В свободные часы я уходил в сарай колоть дрова, желая побыть наедине с самим собою, но это редко удавалось, – приходили денщики и рассказывали о жизни на дворе.

Чаще других ко мне являлись в сарай Ермохин и Сидоров. Первый длинный, сутулый калужанин, весь свитый из толстых и крепких жил, малоголовый, с мутными глазами. Он был ленив, досадно глуп, двигался медленно, неловко, а когда видел женщину, то мычал и наклонялся вперед, точно хотел упасть в ноги ей. Все на дворе удивлялись быстроте его побед над кухарками, горничными, завидовали ему, боялись его медвежьей силы. Сидоров, тощий и костлявый туляк, был всегда печален, говорил тихонько, кашлял осторожно, глаза его пугливо горели, он очень любил смотреть в тёмные углы; рассказывает ли что-нибудь вполголоса, или сидит молча, но всегда смотрит в тот угол, где темнее.

– Ты что смотришь?

– А может, мыша выбежит… Люблю мышей, такие, катаются, тихонькие…

Я писал денщикам письма в деревни, записки возлюбленным, мне это нравилось; но было приятнее, чем для других, писать письма для Сидорова, он аккуратно каждую субботу посылал письма сестре в Тулу.

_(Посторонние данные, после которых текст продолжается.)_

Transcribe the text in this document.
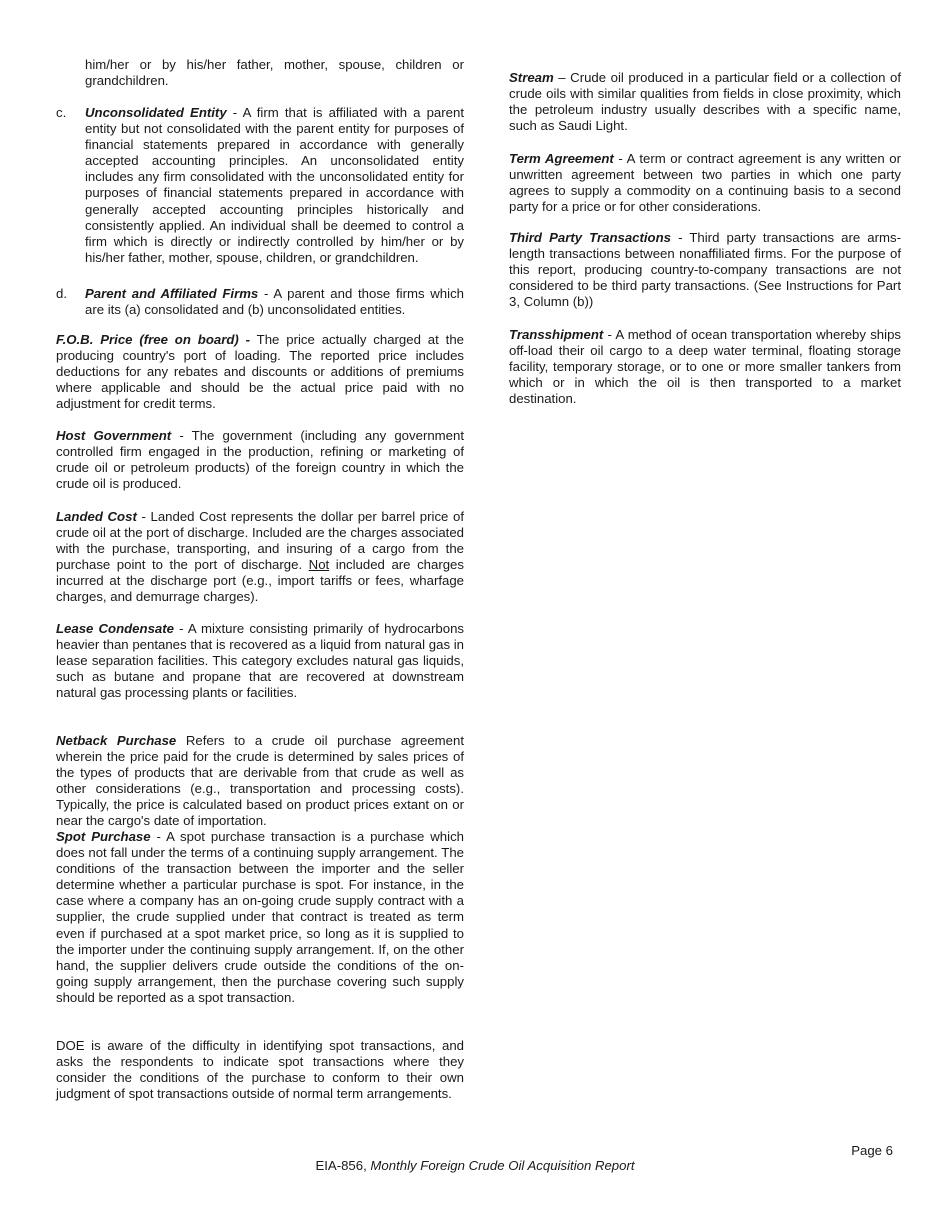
him/her or by his/her father, mother, spouse, children or grandchildren.

c. Unconsolidated Entity - A firm that is affiliated with a parent entity but not consolidated with the parent entity for purposes of financial statements prepared in accordance with generally accepted accounting principles. An unconsolidated entity includes any firm consolidated with the unconsolidated entity for purposes of financial statements prepared in accordance with generally accepted accounting principles historically and consistently applied. An individual shall be deemed to control a firm which is directly or indirectly controlled by him/her or by his/her father, mother, spouse, children, or grandchildren.

d. Parent and Affiliated Firms - A parent and those firms which are its (a) consolidated and (b) unconsolidated entities.

F.O.B. Price (free on board) - The price actually charged at the producing country's port of loading. The reported price includes deductions for any rebates and discounts or additions of premiums where applicable and should be the actual price paid with no adjustment for credit terms.

Host Government - The government (including any government controlled firm engaged in the production, refining or marketing of crude oil or petroleum products) of the foreign country in which the crude oil is produced.

Landed Cost - Landed Cost represents the dollar per barrel price of crude oil at the port of discharge. Included are the charges associated with the purchase, transporting, and insuring of a cargo from the purchase point to the port of discharge. Not included are charges incurred at the discharge port (e.g., import tariffs or fees, wharfage charges, and demurrage charges).

Lease Condensate - A mixture consisting primarily of hydrocarbons heavier than pentanes that is recovered as a liquid from natural gas in lease separation facilities. This category excludes natural gas liquids, such as butane and propane that are recovered at downstream natural gas processing plants or facilities.

Netback Purchase Refers to a crude oil purchase agreement wherein the price paid for the crude is determined by sales prices of the types of products that are derivable from that crude as well as other considerations (e.g., transportation and processing costs). Typically, the price is calculated based on product prices extant on or near the cargo's date of importation.

Spot Purchase - A spot purchase transaction is a purchase which does not fall under the terms of a continuing supply arrangement. The conditions of the transaction between the importer and the seller determine whether a particular purchase is spot. For instance, in the case where a company has an on-going crude supply contract with a supplier, the crude supplied under that contract is treated as term even if purchased at a spot market price, so long as it is supplied to the importer under the continuing supply arrangement. If, on the other hand, the supplier delivers crude outside the conditions of the on-going supply arrangement, then the purchase covering such supply should be reported as a spot transaction.

DOE is aware of the difficulty in identifying spot transactions, and asks the respondents to indicate spot transactions where they consider the conditions of the purchase to conform to their own judgment of spot transactions outside of normal term arrangements.

Stream – Crude oil produced in a particular field or a collection of crude oils with similar qualities from fields in close proximity, which the petroleum industry usually describes with a specific name, such as Saudi Light.

Term Agreement - A term or contract agreement is any written or unwritten agreement between two parties in which one party agrees to supply a commodity on a continuing basis to a second party for a price or for other considerations.

Third Party Transactions - Third party transactions are arms-length transactions between nonaffiliated firms. For the purpose of this report, producing country-to-company transactions are not considered to be third party transactions. (See Instructions for Part 3, Column (b))

Transshipment - A method of ocean transportation whereby ships off-load their oil cargo to a deep water terminal, floating storage facility, temporary storage, or to one or more smaller tankers from which or in which the oil is then transported to a market destination.

Page 6
EIA-856, Monthly Foreign Crude Oil Acquisition Report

Пригласив меня к себе в кухню, он садился за стол рядом со мною, крепко растирал ладонями стриженую голову и шептал в ухо мне:

– Ну, валяй! Сначала – как надо: любезнейшая моя сестрица, здравствуй на много лет – как надо! Теперь пиши: рубль я получил, только этого не надо и благодарю. Мне ничего не надо, мы живём хорошо, – мы живём вовсе не хорошо, а как собаки, ну, ты про то не пиши, а пиши – хорошо! Она маленькая, ей четырнадцать лет всего – зачем ей знать? Теперь пиши сам, как тебя учили…

Он наваливался на меня с левого бока, горячо и пахуче дышал в ухо мне и шептал настойчиво:

– Чтоб она не давала парням обниматься с нею и трогать её за груди и никак! Пиши: если кто говорит ласково, ты ему не верь, это он хочет обмануть вас, испортить…

От усилий сдержать кашель серое лицо его наливалось кровью, он надувал щёки, на глазах выступали слёзы, он ёрзал по стулу и толкал меня.

– Ты мешаешь!

– Ничего, пиши!.. Господам не верь больше всего, они обманут девушку в один раз. Он знает свои слова и всё может сказать, а как ты ему поверила, то – тебя в публичный дом. А если накопишь рубль, так отдай попу, он и сохранит, когда хороший человек. А лучше зарывай в землю, чтоб никто не видел, и помни – где.

Было очень грустно слушать этот шопот, заглушаемый визгом жестяного вертуна форточки. Я оглядываюсь на закопчённое чело печи, на шкаф с посудой, засиженный мухами, – кухня невероятно грязна, обильна клопами, горько пропахла жареным маслом, керосином, дымом. На печи, в лучине, шуршат тараканы, уныние вливается в душу, почти до слёз жалко солдата, его сестру. Разве можно, разве хорошо жить так?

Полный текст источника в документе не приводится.